We’ll reward the news release here for providing data taken from the published study that quantities the benefits. It helpfully gives the absolute rates of dementia in those taking the drugs and in the general population. That makes the numbers easy to understand and gives an accurate sense of the size of the effect. Having said that, however, the language used in the title and the comments from the senior author go beyond what the study is capable of determining. We’ll discuss that shortcoming below under the “Evidence” criterion.
The news release does point out that preventive treatment with anti-rejection drugs suppresses the immune system. But exactly what does that mean? What are the implications of this effect? The release does not provide any description of the potential problems that could occur. And that is not the only issue with these drugs. Both tacrolimus and cyclosporine have an extensive its of side effects.
On the plus side, the news release does provide a good discussion of the important aspects of the study noting the previous animal studies, the underlying theory of why these drugs might work and the nature of the study design and actual data. However, the news release does not point out the obvious limitations of a retrospective observational study. And the language used in the headline and by the investigators implies a strength to the findings that isn’t appropriate: “Anti-rejection medications for transplant recipients protect against Alzheimer’s disease”. Based on that headline, readers will clearly infer that this is a cause-and-effect relationship, when the design of this study can’t support such a conclusion. These drugs are “associated with reduced risk,” but it’s too soon to tell if they “protect.”

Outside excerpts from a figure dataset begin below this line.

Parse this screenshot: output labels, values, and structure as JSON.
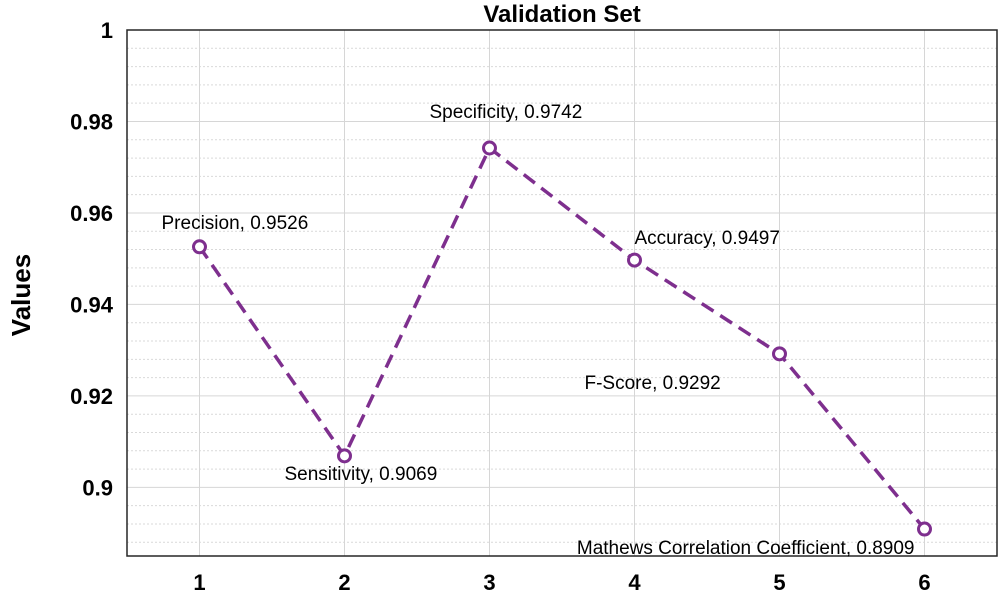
{
  "chart_data": {
    "type": "line",
    "title": "Validation Set",
    "xlabel": "",
    "ylabel": "Values",
    "x": [
      1,
      2,
      3,
      4,
      5,
      6
    ],
    "xlim": [
      0.5,
      6.5
    ],
    "ylim": [
      0.885,
      1.0
    ],
    "xticks": [
      "1",
      "2",
      "3",
      "4",
      "5",
      "6"
    ],
    "yticks": [
      {
        "value": 0.9,
        "label": "0.9"
      },
      {
        "value": 0.92,
        "label": "0.92"
      },
      {
        "value": 0.94,
        "label": "0.94"
      },
      {
        "value": 0.96,
        "label": "0.96"
      },
      {
        "value": 0.98,
        "label": "0.98"
      },
      {
        "value": 1.0,
        "label": "1"
      }
    ],
    "grid": true,
    "series": [
      {
        "name": "Validation Set",
        "color": "#7e2f8e",
        "values": [
          0.9526,
          0.9069,
          0.9742,
          0.9497,
          0.9292,
          0.8909
        ],
        "point_labels": [
          "Precision, 0.9526",
          "Sensitivity, 0.9069",
          "Specificity, 0.9742",
          "Accuracy, 0.9497",
          "F-Score, 0.9292",
          "Mathews Correlation Coefficient, 0.8909"
        ]
      }
    ]
  }
}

No disease mongering here.
The funding sources are clearly identified. The authors disclosed no conflicts of interest in the paper, a fact which the news release could also have shared with readers.
The Alzheimer’s association lists a host of strategies that may lower risk of developing dementia. These include exercise, socialization, blood pressure control and the like. In addition, there is an ongoing randomized clinical trial of anti-amyloid drugs in high risk patients.

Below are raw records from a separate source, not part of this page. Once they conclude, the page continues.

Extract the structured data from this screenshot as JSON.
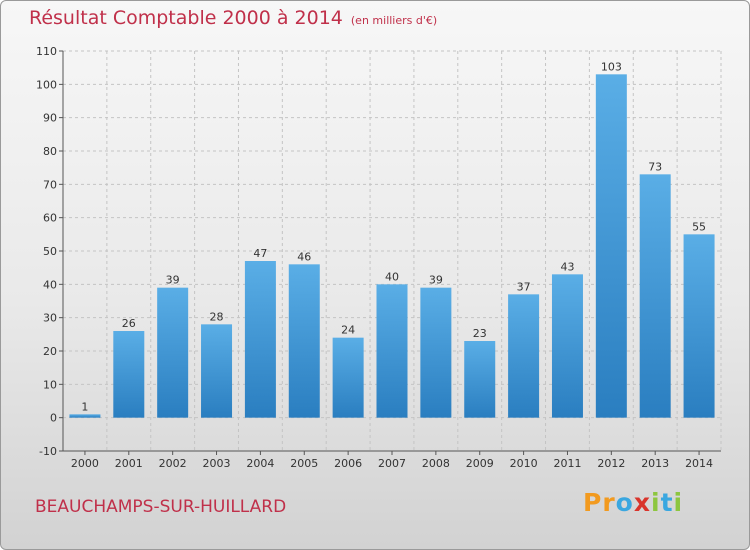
{
  "title": "Résultat Comptable 2000 à 2014",
  "unit": "(en milliers d'€)",
  "place_name": "BEAUCHAMPS-SUR-HUILLARD",
  "logo": {
    "letters": [
      "P",
      "r",
      "o",
      "x",
      "i",
      "t",
      "i"
    ],
    "colors": [
      "#f29a1f",
      "#f29a1f",
      "#3aa7e0",
      "#d9342b",
      "#8dc63f",
      "#3aa7e0",
      "#8dc63f"
    ]
  },
  "colors": {
    "bar_top": "#5aaee6",
    "bar_bottom": "#2a7ec0",
    "grid": "#c4c4c4",
    "title": "#c0304a"
  },
  "chart_data": {
    "type": "bar",
    "title": "Résultat Comptable 2000 à 2014",
    "xlabel": "",
    "ylabel": "",
    "categories": [
      "2000",
      "2001",
      "2002",
      "2003",
      "2004",
      "2005",
      "2006",
      "2007",
      "2008",
      "2009",
      "2010",
      "2011",
      "2012",
      "2013",
      "2014"
    ],
    "values": [
      1,
      26,
      39,
      28,
      47,
      46,
      24,
      40,
      39,
      23,
      37,
      43,
      103,
      73,
      55
    ],
    "ylim": [
      -10,
      110
    ],
    "yticks": [
      -10,
      0,
      10,
      20,
      30,
      40,
      50,
      60,
      70,
      80,
      90,
      100,
      110
    ],
    "grid": "horizontal dashed"
  }
}
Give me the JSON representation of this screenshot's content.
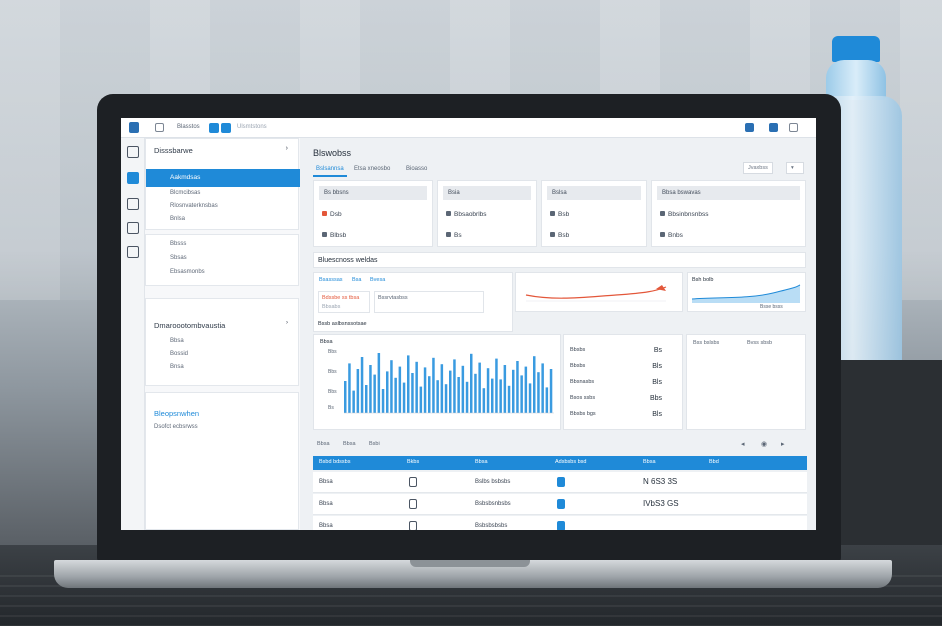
{
  "topbar": {
    "breadcrumb": "Blasstos",
    "subtitle": "Ulsmtstons"
  },
  "sidebar": {
    "section1_title": "Disssbarwe",
    "items": [
      {
        "label": "Aakmdsas"
      },
      {
        "label": "Blcmcibsas"
      },
      {
        "label": "Rlosnvaterknsbas"
      },
      {
        "label": "Bnlsa"
      }
    ],
    "section2_items": [
      {
        "label": "Bbsss"
      },
      {
        "label": "Sbsas"
      },
      {
        "label": "Ebsasmonbs"
      }
    ],
    "section3_title": "Dmaroootombvaustia",
    "section3_items": [
      {
        "label": "Bbsa"
      },
      {
        "label": "Bossid"
      },
      {
        "label": "Bnsa"
      }
    ],
    "section4_title": "Bleopsnwhen",
    "section4_sub": "Dsofct ecbsrwss"
  },
  "main": {
    "title": "Blswobss",
    "tabs": [
      {
        "label": "Bslsannsa"
      },
      {
        "label": "Etsa xneosbo"
      },
      {
        "label": "Bioasso"
      }
    ],
    "filter": "Jvaxbss",
    "kpis": [
      {
        "title": "Bs bbsns",
        "row1": "Dsb",
        "row2": "Blbsb"
      },
      {
        "title": "Bsia",
        "row1": "Bbsaobrlbs",
        "row2": "Bs"
      },
      {
        "title": "Bslsa",
        "row1": "Bsb",
        "row2": "Bsb"
      },
      {
        "title": "Bbsa bswavas",
        "row1": "Bbsinbnsnbss",
        "row2": "Bnbs"
      }
    ],
    "section_title": "Bluescnoss weldas",
    "chart_tabs": [
      {
        "label": "Bsasssas"
      },
      {
        "label": "Bsa"
      },
      {
        "label": "Bvesa"
      }
    ],
    "mini_cards": [
      {
        "title": "Bdssbe ss tbsa",
        "sub": "Bbsabs"
      },
      {
        "title": "Bssrvtasbss",
        "sub": ""
      },
      {
        "title": "Bssb aslbsnssotsae",
        "sub": ""
      },
      {
        "title": "Bsh bolb",
        "sub": "Bsse bsss"
      }
    ],
    "bar_title": "Bnsa bsb sbosnaisbs",
    "bar_legend": "Bbsa",
    "bar_y": [
      "Bbs",
      "Bbs",
      "Bbs",
      "Bs"
    ],
    "stats_list": [
      {
        "label": "Bbsbs",
        "value": "Bs"
      },
      {
        "label": "Bbsbs",
        "value": "Bls"
      },
      {
        "label": "Bbsnasbs",
        "value": "Bls"
      },
      {
        "label": "Bsos ssbs",
        "value": "Bbs"
      },
      {
        "label": "Bbsbs bgs",
        "value": "Bls"
      }
    ],
    "right_panel": {
      "a": "Bss bslsbs",
      "b": "Bvss sbsb"
    },
    "table": {
      "toolbar": [
        "Bbsa",
        "Bbsa",
        "Bsbi"
      ],
      "headers": [
        "Bsbd bdssbs",
        "Bkbs",
        "Bbsa",
        "Adsbsbs bsd",
        "Bbsa",
        "Bbd"
      ],
      "rows": [
        {
          "c1": "Bbsa",
          "c3": "Bslbs bsbsbs",
          "c5": "N 6S3 3S"
        },
        {
          "c1": "Bbsa",
          "c3": "Bsbsbsnbsbs",
          "c5": "IVbS3 GS"
        },
        {
          "c1": "Bbsa",
          "c3": "Bsbsbsbsbs",
          "c5": ""
        }
      ]
    }
  },
  "chart_data": {
    "type": "bar",
    "values": [
      40,
      62,
      28,
      55,
      70,
      35,
      60,
      48,
      75,
      30,
      52,
      66,
      44,
      58,
      38,
      72,
      50,
      64,
      33,
      57,
      46,
      69,
      41,
      61,
      36,
      53,
      67,
      45,
      59,
      39,
      74,
      49,
      63,
      31,
      56,
      43,
      68,
      42,
      60,
      34,
      54,
      65,
      47,
      58,
      37,
      71,
      51,
      62,
      32,
      55
    ]
  },
  "colors": {
    "accent": "#1f8ad8",
    "bars": "#3a9be0",
    "spark_red": "#e3573a"
  }
}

Although not explicitly stated, it is clear that the drugs in question are available. That raises a possible concern, as their availability and the news release’s enthusiasm may result in patient demand for access to this as-yet unproven strategy.

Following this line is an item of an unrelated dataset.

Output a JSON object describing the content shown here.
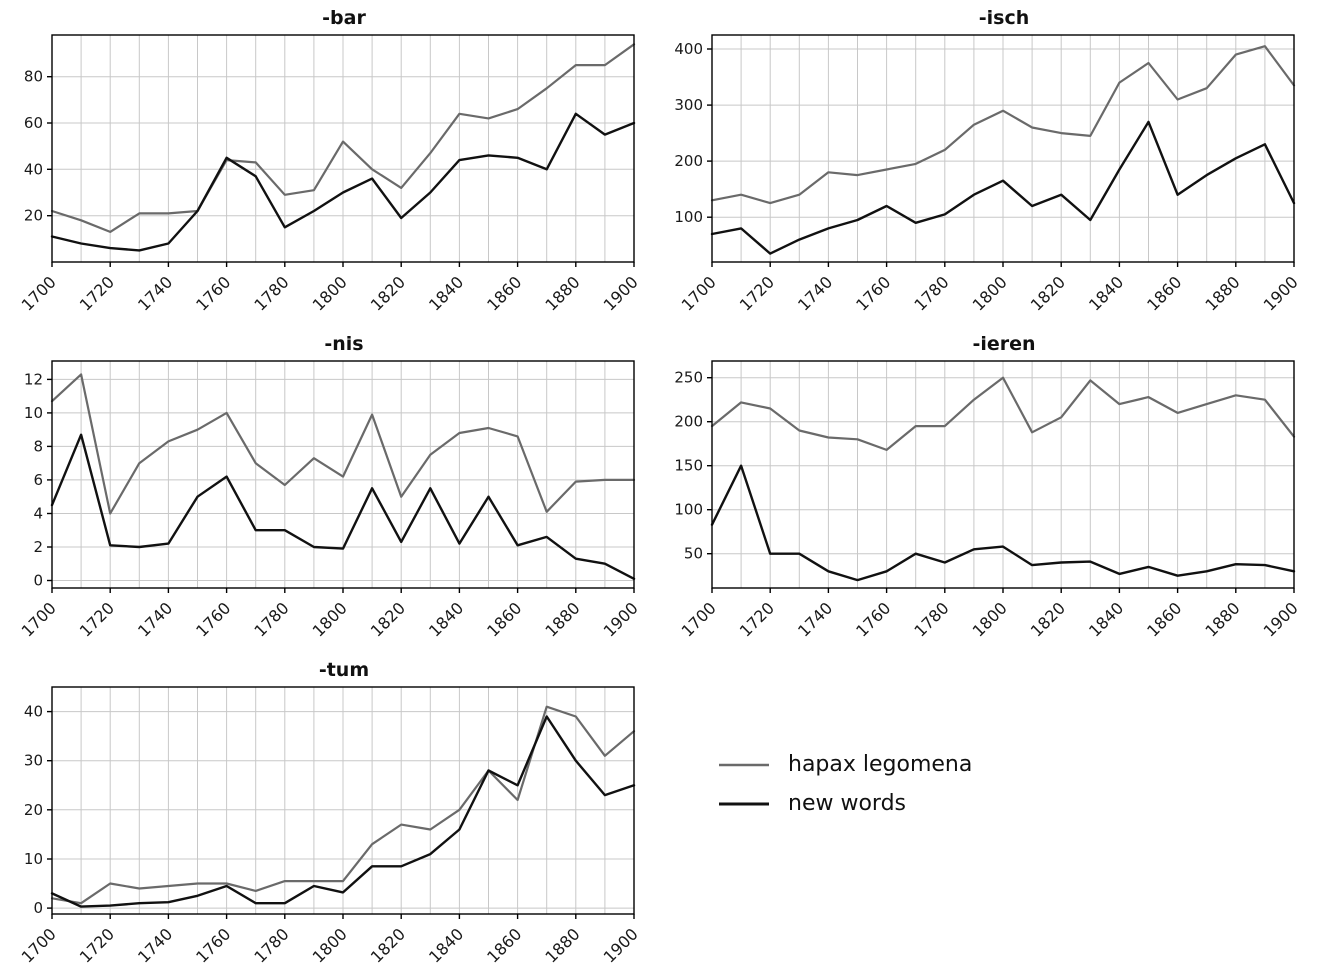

The story described previous animal research leading up to the current study in humans. And the findings from the study are interesting and novel. Given that these drugs have been used for decades, at least in the case of cyclosporine, it’s surprising that this effect hasn’t been noted before — all the more reason the finding needs replicating and examination with a stronger study design.
The news release is a bit too enthusiastic about the results of this retrospective observational study. One of the authors says the data “support, for the first time in human subjects, our notion that calcineurin inhibition has a protective effect on the development and possible progression and even reversal of Alzheimer’s disease.” Certainly “reversal” is beyond the pale. The release’s repeated claims that these drugs “protect” against Alzheimer’s is also not justified based on the evidence.